Нынче утром Пьеру Моренторфу предложили лот из четырехсот пятидесяти автоматов XVIII и XIX веков, который по стоимости сильно превышал суммы, имевшиеся в их распоряжении, а по объему превосходил все запасы на рынке, которым они владели. Эдуард тотчас сказал себе: «Вот и еще один фьорд в сторону запада, еще более узкий, дикий и холодный, и я должен его покорить». Куклы с фарфоровыми личиками, с глазами из полудрагоценных камней или стекла, с деревянными туловищами стояли на цоколях-футлярах, скрывающих либо часы, либо музыкальный автомат со скрипучей мелодией на медном валике. Ему представилось, как он погружает взгляд в эти холодные молочно-голубые или желтые глаза – в эти жалко вытаращенные мертвые глаза. И все-таки он велел Пьеру покупать, сняв деньги с брюссельского счета, но не пускать в продажу всю партию разом. Эдуард мысленно перебрал все сложные ухищрения, с помощью которых он перевезет эти четыре с половиной сотни неживых созданий на лондонский склад, минуя таможню, а затем осторожно, по одному, будет выставлять их на аукцион.
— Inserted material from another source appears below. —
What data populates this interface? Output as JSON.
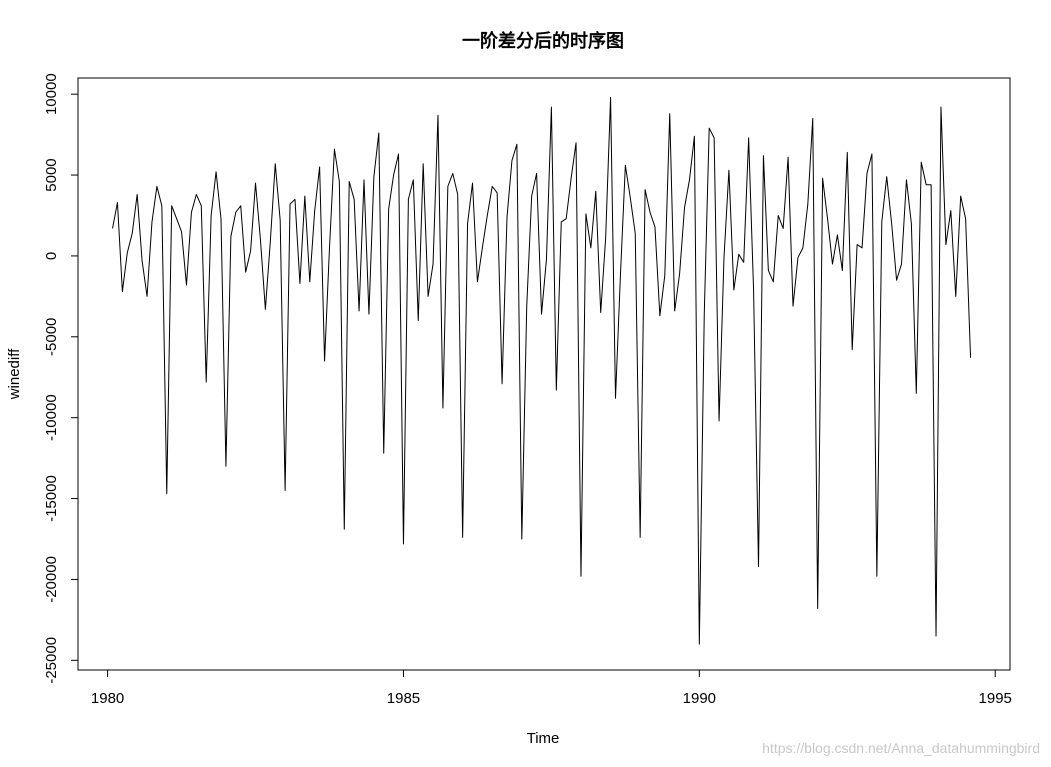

Они вышли. Серый небосвод уже начал чернеть, не дав угасающему солнцу обагрить деревья и крыши. Они зашагали по набережной. Эдуард инстинктивно ускорял шаг. Последнее время ему все чудилось, что за ним следят. Он часто оглядывался, но сзади никого не было. Пьер Моренторф, мужественно борясь с отчаянием, вызванным болезнью карликового вяза, тащился за ним с убитым видом. Эдуард подумал: наверное, в наших двух страстях, его и моей, таится секрет, который мы и разделяем и в то же время не постигаем – сдвиг масштабов, ощущение удаленности, уменьшения, и все это необходимо преодолеть. Теперь они шли по набережной Вольтера. Пьер Моренторф указал на громоздкое здание Лувра вдали – почти зеленое, окутанное предвечерней мглой.